I recently had a client choose me as a therapist. She used careful consideration to determine who was the right therapist for her, and we set up the first session. Upon asking my fee, she hesitated a bit, but then she said, “okay, you are worth it!” First of all, yes, I am worth it. Truth be told, I am worth more than my fee. Hear me out on this for a second, because I may be saying something a bit counter to what you are expecting. I haven’t been choosing my fee based on MY worth.
Quick side note, I am human with issues, and I definitely have money issues. This has played a role in several things around my fee setting and cancellation and no-show policies. I don’t want to pretend like these aren’t ever surfacing and looking me in the face.
Let me get back to how I set my fee. From the beginning of my private practice, I randomly picked a number. Kinda weird, huh? I had that same fee for 5 years. I did get wrapped up a bit in my worthiness and such, which would paralyze me when I considered raising the fee. But recently, I have had a paradigm shift around setting the fee, one that has had much more impact on things.

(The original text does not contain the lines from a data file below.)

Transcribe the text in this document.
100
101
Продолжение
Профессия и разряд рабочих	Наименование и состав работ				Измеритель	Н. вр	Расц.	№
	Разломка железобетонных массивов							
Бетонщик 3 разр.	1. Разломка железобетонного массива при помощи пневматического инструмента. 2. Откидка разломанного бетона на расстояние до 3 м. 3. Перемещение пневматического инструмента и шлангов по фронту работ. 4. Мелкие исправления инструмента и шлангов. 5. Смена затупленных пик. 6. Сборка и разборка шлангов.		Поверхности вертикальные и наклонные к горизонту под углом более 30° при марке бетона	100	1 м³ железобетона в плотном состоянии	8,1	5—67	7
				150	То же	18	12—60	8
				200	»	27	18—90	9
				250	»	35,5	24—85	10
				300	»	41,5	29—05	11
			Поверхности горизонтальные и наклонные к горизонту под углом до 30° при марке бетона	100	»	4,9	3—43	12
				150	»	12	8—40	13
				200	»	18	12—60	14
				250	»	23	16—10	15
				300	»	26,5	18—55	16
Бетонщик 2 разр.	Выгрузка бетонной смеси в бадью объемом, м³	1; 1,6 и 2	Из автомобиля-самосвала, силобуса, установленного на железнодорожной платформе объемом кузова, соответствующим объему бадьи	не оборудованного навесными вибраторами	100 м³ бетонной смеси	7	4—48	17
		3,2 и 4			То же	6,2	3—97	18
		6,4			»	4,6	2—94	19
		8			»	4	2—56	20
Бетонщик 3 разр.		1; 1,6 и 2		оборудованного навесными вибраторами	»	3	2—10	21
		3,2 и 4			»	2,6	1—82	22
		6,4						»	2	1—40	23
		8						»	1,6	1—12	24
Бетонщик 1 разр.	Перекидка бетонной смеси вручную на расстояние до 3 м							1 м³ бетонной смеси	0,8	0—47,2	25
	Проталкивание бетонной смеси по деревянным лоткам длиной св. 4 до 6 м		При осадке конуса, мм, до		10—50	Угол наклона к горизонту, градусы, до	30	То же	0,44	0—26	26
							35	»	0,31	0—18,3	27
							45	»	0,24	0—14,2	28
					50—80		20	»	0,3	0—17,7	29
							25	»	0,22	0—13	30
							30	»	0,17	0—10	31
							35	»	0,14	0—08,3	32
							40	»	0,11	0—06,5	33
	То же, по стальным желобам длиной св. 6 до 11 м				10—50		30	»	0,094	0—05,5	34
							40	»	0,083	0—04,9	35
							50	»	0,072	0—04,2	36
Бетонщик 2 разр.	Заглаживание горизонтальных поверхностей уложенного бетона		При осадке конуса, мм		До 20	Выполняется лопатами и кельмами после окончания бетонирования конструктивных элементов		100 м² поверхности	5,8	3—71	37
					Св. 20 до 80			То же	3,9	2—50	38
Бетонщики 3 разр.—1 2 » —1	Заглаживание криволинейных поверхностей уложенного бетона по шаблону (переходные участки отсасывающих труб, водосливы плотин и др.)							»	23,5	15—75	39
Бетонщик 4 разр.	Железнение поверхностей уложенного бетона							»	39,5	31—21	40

I now set the fee based on what I feel will help clients invest in themselves and their commitment to therapy. Over those five years, I learned a lot about the clients who came in, paying the fee, and how they approached therapy. They showed up differently in session, and outside of session. They committed to their healing and growth by setting aside time, energy, and money.
Of course, I am a trained and experienced clinician. I am committed to showing up for my clients in powerful ways, utilizing cutting edge theories and modalities, asking the questions to empower them to find the answers from within themselves. But the bigger emphasis, as of lately, is to ask of the client to prioritize themselves and their therapy, to show up for themselves STARTING with an investment of time and money. I believe it is good for the client to claim a bit of their worth with a monetary amount. In response to my client I referred to earlier, I would like to say, “You’re worth it!” You are worth setting aside the time for healing. You are worth investing my fee. And just like I am worth more than my fee, so are my clients. But something good happens when we stretch the amount we pay. Some of these same concepts apply to cancellation/no-show fees, as well. More about this in future posts.
Two quick “disclaimers” of sorts: One, I know every one of us has different budgets and incomes. If you truly are strapped for money and not able to pay a fee for therapy, that is not a reflection of your worth in the slightest. All too often we prioritize things above ourselves. In reflection of this, many of my colleagues and I have noticed that parents will pay fees for their children (and think about the school activity fees like band or sports). We will pay for our significant others going to counseling. Yet we skip out on their own. And two, therapists have lots of reasons for the fees we set. We have rent and overhead, as well as taxes, that often play a role in a minimal amount we need to charge. We have our own work to do and the setting of our fee does sometimes reflect how we show up in the therapy space as well. On both sides, I think at least a little stretching is good for both of us.